A key element to optimizing the management of IBS is to have a strong physician-patient relationship that allows professional advice to be individualized. “IBS is a chronic condition for which there are many treatments, but there is no ‘one size fits all’ therapy,” explains Daniel Keszthelyi, MD, PhD. “In addition, adherence to IBS treatments may be suboptimal if patients aren’t asked about their preferences prior to initiating therapy. This highlights the importance of exploring patient preferences to improve how we manage individuals with IBS.”
Few studies have examined preferences for treatment among patients with IBS and the mode of information delivery they prefer. “Qualitative research is essential to tailoring treatment to the individual needs of patients with IBS,” says Dr. Keszthelyi. “Conducting focus group interviews is a well-established technique for qualitative studies.”
For a study published in BMC Gastroenterology, Dr. Keszthelyi and colleagues used focus group interviews to qualitatively assess the needs of patients with IBS regarding their preferences for healthcare delivery. In total, 24 participants were included, 23 of which had IBS and one participant was the mother of a patient diagnosed with IBS. Most participants were female, middle-aged, had an average IBS symptom severity score of 278 (normal range, 0–500), and suffered from IBS for a mean duration of 18 years.
Patients Want to Be Taken More Seriously
The study group clustered their results on patient perspectives from the focus group interviews into five themes: 1) clear communication, 2) a multidisciplinary treatment team, 3) expert healthcare providers and centers of expertise, 4) focus on scientific research, and 5) IBS information tools for patients (Figure). Incorporating these items into clinical practice may enable patients to better control their symptoms and improve coping strategies, the researchers note.
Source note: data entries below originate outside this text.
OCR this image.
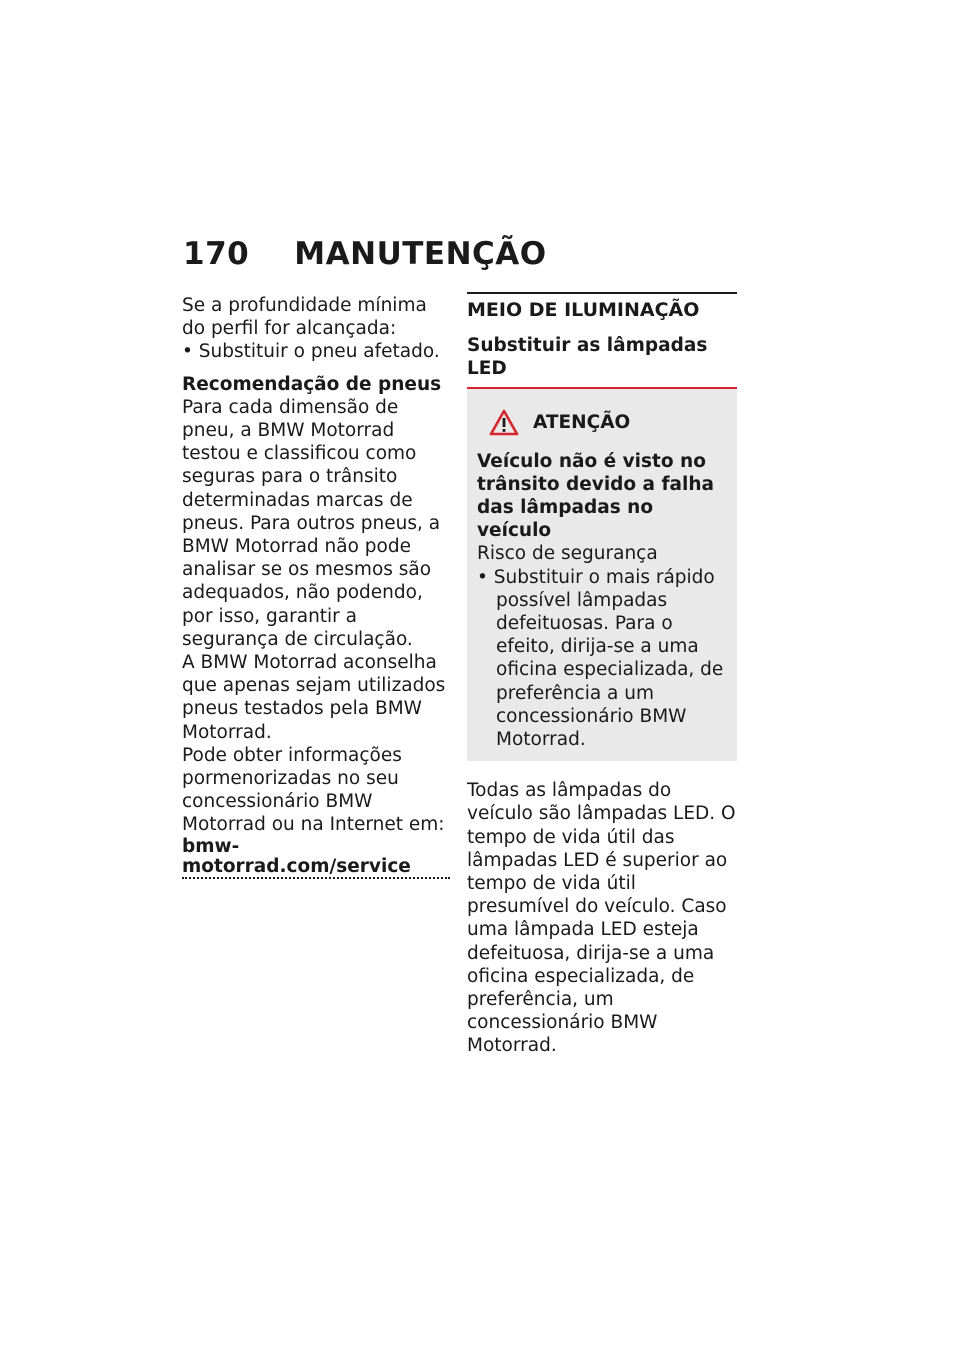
170 MANUTENÇÃO

Se a profundidade mínima do perfil for alcançada:

• Substituir o pneu afetado.

Recomendação de pneus

Para cada dimensão de pneu, a BMW Motorrad testou e classificou como seguras para o trânsito determinadas marcas de pneus. Para outros pneus, a BMW Motorrad não pode analisar se os mesmos são adequados, não podendo, por isso, garantir a segurança de circulação.

A BMW Motorrad aconselha que apenas sejam utilizados pneus testados pela BMW Motorrad.

Pode obter informações pormenorizadas no seu concessionário BMW Motorrad ou na Internet em:

bmw-motorrad.com/service
MEIO DE ILUMINAÇÃO
Substituir as lâmpadas LED
ATENÇÃO

Veículo não é visto no trânsito devido a falha das lâmpadas no veículo

Risco de segurança

• Substituir o mais rápido possível lâmpadas defeituosas. Para o efeito, dirija-se a uma oficina especializada, de preferência a um concessionário BMW Motorrad.

Todas as lâmpadas do veículo são lâmpadas LED. O tempo de vida útil das lâmpadas LED é superior ao tempo de vida útil presumível do veículo. Caso uma lâmpada LED esteja defeituosa, dirija-se a uma oficina especializada, de preferência, um concessionário BMW Motorrad.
“Our most important finding was that many patients with IBS feel they aren’t taken seriously by their healthcare professionals,” Dr. Keszthelyi says. “They often don’t receive sufficient information from their healthcare provider, and it can take a long time before patients find an effective way to manage their symptoms. Since there are no specific biomarkers for IBS, the diagnosis is often one of exclusion. Diagnostics like stool tests or colonoscopies may be used to exclude organic diseases, such as Crohn’s disease or cancer. After a round—or sometimes several rounds—of negative test results, patients may be told there is nothing wrong with them, which makes them feel like their symptoms are dismissed and delegitimized.”
Be Proactive When Diagnosing & Treating IBS
According to Dr. Keszthelyi, many patients never receive a formal diagnosis of IBS, meaning they will not receive adequate treatment to manage their symptoms. “If someone presents with IBS symptoms, it’s important for doctors to make a positive diagnosis using the Rome criteria and then explicitly tell patients about their management plan,” he says. “If symptoms are compatible with IBS, patients should be informed that a few additional tests will be done to ensure no other diseases are present. While waiting for results from these diagnostics, clinicians can provide patients with educational materials to introduce them to treatment options that may be considered for their IBS symptoms.”
After diagnostics tests rule out other diseases, Dr. Keszthelyi recommends initiating treatment with an option that is preferred by patients. “After IBS is confirmed, preferences for treatment should be discussed, and we should offer guidance on what is most likely to help,” he says. “It’s also important to address any misbeliefs about IBS from patients. For example, some patients may not recognize that coloscopy is not needed to diagnose IBS.”
Dr. Keszthelyi says future research should investigate if digital instruments can be used as supportive care for IBS. “It’s important to direct patients to effective self-support management strategies, such as online treatment forms,” he says. “We’re also testing the clinical efficacy of an online hypnotherapy tool that might be beneficial in IBS care. In addition, interventions are needed to increase physician confidence in diagnosing IBS. Making diagnoses based on symptoms can leave clinicians unsure of the best approach and vulnerable to missing other disorders that could present with symptoms of IBS. The development of an easy-to-use diagnostic support tool that is readily available during consultations could be very helpful in this regard.”